In dat geval zouden die honderd miljoen een zwaard van Damocles kunnen worden.

Bizarre situatie: geen enkele Europese club van naam pot zoveel geld op als Ajax. Het zuinige beleid van Marc ‘Netto’ Overmars heeft de voorheen zwalkende club financieel kerngezond gemaakt. Dat is fijn voor de penningmeester en een felicitatie waard. Maar je kunt ook overdrijven. Honderd miljoen op de bank is mooi, maar spelers op de bank (en op het veld natuurlijk) zou nog mooier zijn voor de mensen om wie het gaat, de toeschouwers. Het geduld van de seizoenkaarthouders wordt wel erg op de proef gesteld.

Gapende toeschouwers
De club mag dan wijzen op goede spelers die niet naar Ajax — lees: naar de onaanzienlijke Nederlandse competitie — wíllen komen: gezien de omvang van de internationale transfermarkt kan dat nooit de hele verklaring zijn. En intussen zagen de supporters ook afgelopen zomer weer de interessantste spelers naar rijke buitenlandse clubs vertrekken en er goedkope, vaak nondescripte spelers en jonge talenten voor in de plaats komen. Vaarwel Daley Blind, welkom, eh, hoe heet ‘ie ook weer?

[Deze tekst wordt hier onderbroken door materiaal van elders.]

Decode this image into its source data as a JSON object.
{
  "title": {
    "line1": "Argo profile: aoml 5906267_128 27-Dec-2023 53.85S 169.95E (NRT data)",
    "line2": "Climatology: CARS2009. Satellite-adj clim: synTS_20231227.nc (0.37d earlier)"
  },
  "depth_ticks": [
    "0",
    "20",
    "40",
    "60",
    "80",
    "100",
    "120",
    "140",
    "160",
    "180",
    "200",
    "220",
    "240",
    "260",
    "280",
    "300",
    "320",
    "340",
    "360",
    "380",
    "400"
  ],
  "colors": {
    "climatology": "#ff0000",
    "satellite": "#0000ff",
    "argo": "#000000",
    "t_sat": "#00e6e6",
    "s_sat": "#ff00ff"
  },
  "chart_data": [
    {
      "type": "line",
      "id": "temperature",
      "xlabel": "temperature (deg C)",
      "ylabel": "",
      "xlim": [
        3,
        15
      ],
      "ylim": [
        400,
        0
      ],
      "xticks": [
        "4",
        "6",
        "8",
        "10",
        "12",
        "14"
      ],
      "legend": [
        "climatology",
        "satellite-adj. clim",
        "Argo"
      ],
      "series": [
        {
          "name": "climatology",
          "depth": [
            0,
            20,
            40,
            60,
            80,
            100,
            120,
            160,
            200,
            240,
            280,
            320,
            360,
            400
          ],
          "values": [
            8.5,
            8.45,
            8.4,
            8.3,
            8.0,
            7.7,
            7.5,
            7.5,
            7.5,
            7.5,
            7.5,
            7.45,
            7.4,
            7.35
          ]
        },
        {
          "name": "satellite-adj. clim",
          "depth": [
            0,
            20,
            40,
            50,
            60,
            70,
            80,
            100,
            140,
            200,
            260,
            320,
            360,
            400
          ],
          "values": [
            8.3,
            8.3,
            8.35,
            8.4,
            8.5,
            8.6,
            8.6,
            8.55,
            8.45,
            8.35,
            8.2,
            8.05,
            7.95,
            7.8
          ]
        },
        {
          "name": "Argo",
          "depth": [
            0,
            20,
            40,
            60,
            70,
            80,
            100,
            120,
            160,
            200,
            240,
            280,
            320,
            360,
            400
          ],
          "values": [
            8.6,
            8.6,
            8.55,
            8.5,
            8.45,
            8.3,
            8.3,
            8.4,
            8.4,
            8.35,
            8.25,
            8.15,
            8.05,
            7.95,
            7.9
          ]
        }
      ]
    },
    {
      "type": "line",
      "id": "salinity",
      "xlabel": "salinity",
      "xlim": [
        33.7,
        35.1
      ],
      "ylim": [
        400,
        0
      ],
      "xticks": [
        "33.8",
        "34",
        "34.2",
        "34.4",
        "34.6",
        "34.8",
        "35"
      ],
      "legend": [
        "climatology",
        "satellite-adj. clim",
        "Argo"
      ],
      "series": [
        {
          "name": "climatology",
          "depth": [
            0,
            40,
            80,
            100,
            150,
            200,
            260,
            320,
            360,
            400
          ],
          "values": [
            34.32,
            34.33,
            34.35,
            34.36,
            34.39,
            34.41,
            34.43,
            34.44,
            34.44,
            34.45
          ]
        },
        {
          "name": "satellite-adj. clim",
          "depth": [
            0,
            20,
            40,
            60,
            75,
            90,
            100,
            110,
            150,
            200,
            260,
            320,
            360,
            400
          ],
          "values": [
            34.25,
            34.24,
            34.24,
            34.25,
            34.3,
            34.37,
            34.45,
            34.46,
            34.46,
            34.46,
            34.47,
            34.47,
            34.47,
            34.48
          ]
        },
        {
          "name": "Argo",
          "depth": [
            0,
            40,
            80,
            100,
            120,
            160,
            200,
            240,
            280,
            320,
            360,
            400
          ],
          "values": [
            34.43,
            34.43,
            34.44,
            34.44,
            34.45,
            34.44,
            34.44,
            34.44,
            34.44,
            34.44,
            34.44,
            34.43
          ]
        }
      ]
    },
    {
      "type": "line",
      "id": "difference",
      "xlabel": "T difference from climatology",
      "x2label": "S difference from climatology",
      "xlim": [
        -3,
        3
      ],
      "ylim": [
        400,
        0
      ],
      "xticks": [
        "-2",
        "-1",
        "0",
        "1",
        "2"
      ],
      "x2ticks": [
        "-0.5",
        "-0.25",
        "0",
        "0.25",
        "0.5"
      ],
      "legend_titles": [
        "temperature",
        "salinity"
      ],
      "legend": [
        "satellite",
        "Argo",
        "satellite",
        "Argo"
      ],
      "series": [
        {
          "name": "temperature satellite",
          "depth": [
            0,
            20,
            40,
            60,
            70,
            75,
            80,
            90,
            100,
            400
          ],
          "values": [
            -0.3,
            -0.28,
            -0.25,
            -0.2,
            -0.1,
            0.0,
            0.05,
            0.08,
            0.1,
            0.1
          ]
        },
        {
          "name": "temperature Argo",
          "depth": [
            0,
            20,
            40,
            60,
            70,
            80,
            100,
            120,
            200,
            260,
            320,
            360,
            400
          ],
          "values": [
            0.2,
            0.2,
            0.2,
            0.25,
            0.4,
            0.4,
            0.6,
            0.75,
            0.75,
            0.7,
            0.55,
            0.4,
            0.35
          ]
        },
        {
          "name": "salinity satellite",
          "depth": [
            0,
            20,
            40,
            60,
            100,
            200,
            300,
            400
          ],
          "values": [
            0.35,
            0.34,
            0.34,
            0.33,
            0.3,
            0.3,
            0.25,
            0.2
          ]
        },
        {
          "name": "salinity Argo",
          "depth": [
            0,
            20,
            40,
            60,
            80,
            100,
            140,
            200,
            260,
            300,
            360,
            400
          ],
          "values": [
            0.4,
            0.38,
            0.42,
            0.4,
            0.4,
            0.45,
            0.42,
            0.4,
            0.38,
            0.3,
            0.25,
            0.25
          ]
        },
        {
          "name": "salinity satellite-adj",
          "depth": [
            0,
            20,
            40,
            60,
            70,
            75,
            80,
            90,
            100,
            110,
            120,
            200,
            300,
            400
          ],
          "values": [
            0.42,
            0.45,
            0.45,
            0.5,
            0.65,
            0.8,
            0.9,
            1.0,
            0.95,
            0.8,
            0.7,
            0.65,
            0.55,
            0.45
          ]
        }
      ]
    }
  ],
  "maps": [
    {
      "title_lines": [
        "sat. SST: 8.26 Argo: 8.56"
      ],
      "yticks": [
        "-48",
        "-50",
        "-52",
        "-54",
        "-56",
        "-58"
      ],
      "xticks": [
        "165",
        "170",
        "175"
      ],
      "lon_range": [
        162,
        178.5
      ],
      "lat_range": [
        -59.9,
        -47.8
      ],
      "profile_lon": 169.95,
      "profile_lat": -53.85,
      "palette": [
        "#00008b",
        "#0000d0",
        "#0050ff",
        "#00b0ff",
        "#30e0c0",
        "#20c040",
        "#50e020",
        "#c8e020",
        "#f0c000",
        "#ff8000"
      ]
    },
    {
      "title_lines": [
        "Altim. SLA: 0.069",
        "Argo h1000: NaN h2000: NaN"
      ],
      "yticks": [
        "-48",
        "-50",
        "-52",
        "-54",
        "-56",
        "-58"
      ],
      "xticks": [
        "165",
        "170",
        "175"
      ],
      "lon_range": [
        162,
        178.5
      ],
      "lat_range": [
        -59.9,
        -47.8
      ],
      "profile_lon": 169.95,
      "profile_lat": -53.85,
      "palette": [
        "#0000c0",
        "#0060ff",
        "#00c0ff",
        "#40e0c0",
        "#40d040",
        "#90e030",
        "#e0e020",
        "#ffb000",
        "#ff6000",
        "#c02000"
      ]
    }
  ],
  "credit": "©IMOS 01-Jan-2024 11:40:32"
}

Trainer Frank de Boer, die met relatief gebrekkige middelen vier keer kampioen van Nederland wist te worden, legt — wellicht uit noodzaak — het accent op teambuilding en het vermijden van risico’s. Gevolg: in de drie volledige seizoenen onder zijn leiding kreeg Ajax steeds minder doelpunten tegen (36, 31, 28) maar máákte de ploeg er ook steeds minder (93, 83, 69). Het nerveus of opgetogen uit de stoel komen van weleer is overgegaan in beleefd klappen na de zoveelste fletse overwinning. De vraag is hoe lang de mensen dat blijven accepteren. Wat mij betreft: niet meer.

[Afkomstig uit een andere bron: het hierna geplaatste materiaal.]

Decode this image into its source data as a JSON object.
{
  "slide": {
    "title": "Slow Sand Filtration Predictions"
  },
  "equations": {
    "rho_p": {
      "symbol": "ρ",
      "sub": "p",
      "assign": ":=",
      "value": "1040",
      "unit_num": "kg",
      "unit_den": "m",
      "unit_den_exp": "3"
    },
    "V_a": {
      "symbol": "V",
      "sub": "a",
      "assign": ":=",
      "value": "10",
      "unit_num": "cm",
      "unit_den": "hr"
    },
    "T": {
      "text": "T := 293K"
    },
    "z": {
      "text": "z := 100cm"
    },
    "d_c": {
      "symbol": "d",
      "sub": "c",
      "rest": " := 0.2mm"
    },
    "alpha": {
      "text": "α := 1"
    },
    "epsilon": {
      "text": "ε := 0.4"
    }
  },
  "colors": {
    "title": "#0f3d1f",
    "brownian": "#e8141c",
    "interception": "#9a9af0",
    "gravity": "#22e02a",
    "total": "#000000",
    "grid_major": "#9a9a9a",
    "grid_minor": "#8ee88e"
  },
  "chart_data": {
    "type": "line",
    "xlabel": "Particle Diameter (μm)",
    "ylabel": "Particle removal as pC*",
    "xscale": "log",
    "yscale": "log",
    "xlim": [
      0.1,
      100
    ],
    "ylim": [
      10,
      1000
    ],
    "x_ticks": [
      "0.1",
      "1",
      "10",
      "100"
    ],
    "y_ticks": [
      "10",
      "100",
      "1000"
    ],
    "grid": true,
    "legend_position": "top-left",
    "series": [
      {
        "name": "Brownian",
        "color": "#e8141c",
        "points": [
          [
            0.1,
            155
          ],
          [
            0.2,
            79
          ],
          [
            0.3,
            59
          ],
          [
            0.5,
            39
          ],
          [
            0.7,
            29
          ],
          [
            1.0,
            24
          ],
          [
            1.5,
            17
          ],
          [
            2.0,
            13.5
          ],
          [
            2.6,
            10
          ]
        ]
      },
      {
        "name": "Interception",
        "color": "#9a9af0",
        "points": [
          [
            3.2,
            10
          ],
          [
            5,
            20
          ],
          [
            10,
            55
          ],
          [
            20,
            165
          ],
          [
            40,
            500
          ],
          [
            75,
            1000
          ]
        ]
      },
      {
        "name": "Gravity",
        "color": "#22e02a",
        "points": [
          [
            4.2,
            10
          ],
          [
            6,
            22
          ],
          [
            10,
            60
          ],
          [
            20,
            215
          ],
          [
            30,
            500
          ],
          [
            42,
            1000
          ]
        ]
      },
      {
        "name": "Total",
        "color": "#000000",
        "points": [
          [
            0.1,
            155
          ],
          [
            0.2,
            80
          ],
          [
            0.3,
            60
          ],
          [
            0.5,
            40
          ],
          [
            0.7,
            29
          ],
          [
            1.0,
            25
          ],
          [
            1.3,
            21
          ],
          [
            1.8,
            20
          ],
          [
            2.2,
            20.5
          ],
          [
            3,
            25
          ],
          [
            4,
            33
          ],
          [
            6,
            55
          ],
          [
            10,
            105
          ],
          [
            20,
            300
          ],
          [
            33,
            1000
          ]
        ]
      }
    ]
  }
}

Decennialang stond ‘Ajax’ voor een mix van stijlvolle opwinding en grillige aanvalslust. Ajax was gratie, bluf, goals, spannende momenten voor het doel. Zelfs in slechte wedstrijden deed een aanvaller wel iets geks, iets impulsiefs om over na te praten. Maar juist nu een aantal voormalige helden het voor het zeggen heeft in de club, met de bedoeling Ajax weer op het oude, creatieve Ajax te laten lijken, is daar steeds minder van te zien. Marc Overmars, Dennis Bergkamp, Edwin van der Sar, Wim Jonk: sinds de Coup van Cruijff (2010-2012) moeten zij de knopen doorhakken want volgens visionair Cruijff beschikken voormalige topsporters over bijzondere inzichten.

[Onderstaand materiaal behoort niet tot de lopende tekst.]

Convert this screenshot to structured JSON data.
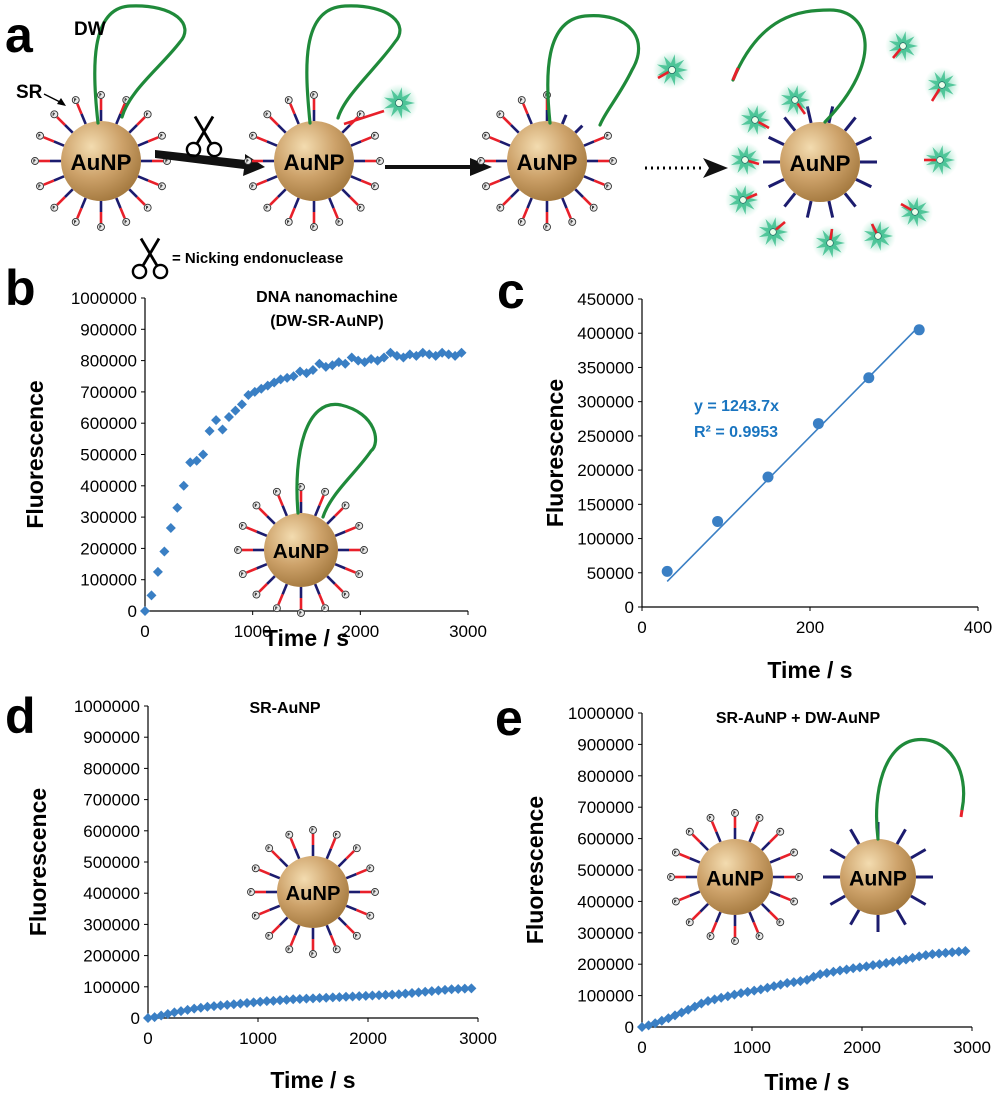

Paradox van de Cruijffrevolutie
Volgens de Cruijffdoctrine kan Ajax toch niet mee in het opgeblazen grootkapitaal van het internationale voetbal, en kan het dus maar beter zelf spelers opleiden. Maar intussen is het gemopper over het calculerende voetbal niet van de lucht, wat tot voor kort niet zo opviel vanwege al die kampioenschappen. Wie in de gewone supportersvakken om zich heen kijkt, ziet gapende toeschouwers. De voorlopige paradox van de Cruijffrevolutie.

Toen ik de Ajaxspelers in het seizoen 2012-2013 een jaar lang volgde voor mijn boek Tussen Godenzonen verbaasde ik mij over de sympathie die Ajax tot in verre oorden opwekt. Dit tot plezier van de sponsors, die ook in bijvoorbeeld het Verre Oosten met verrassend gemak zakelijke contacten konden leggen omdat ze gelieerd zijn aan die beroemde club uit Amsterdam. De club van Cruijff, Van Basten, Kluivert. Van creatieve aanvallers. Het is natuurlijk diezelfde associatie die ook dit jaar weer meer dan veertigduizend seizoenkaarthouders naar het stadion heeft gelokt. En nu hun club op de zevende plaats staat, met zes punten achterstand op PSV, wordt pas duidelijk hoezeer Ajax een project is geworden, een hobby voor de Cruijffiaanse multimiljonairs. Leuk, al die miljoenen dankzij verkochte spelers en Champions League-inkomsten, maar zij die ‘het zien’, kopen pas spelers voor veel geld als die supergoed zijn.

Aldus draait het bij Ajax niet om het nu, maar om ooit: een houding die Overmars cum suis zich kunnen veroorloven omdat zij voor hun geld en hun roem niet afhankelijk zijn van Ajax. Ze kunnen ieders mening negeren, inclusief die van de supporters. De Cruijffianen zijn het opportunisme voorbij. Er is beleid!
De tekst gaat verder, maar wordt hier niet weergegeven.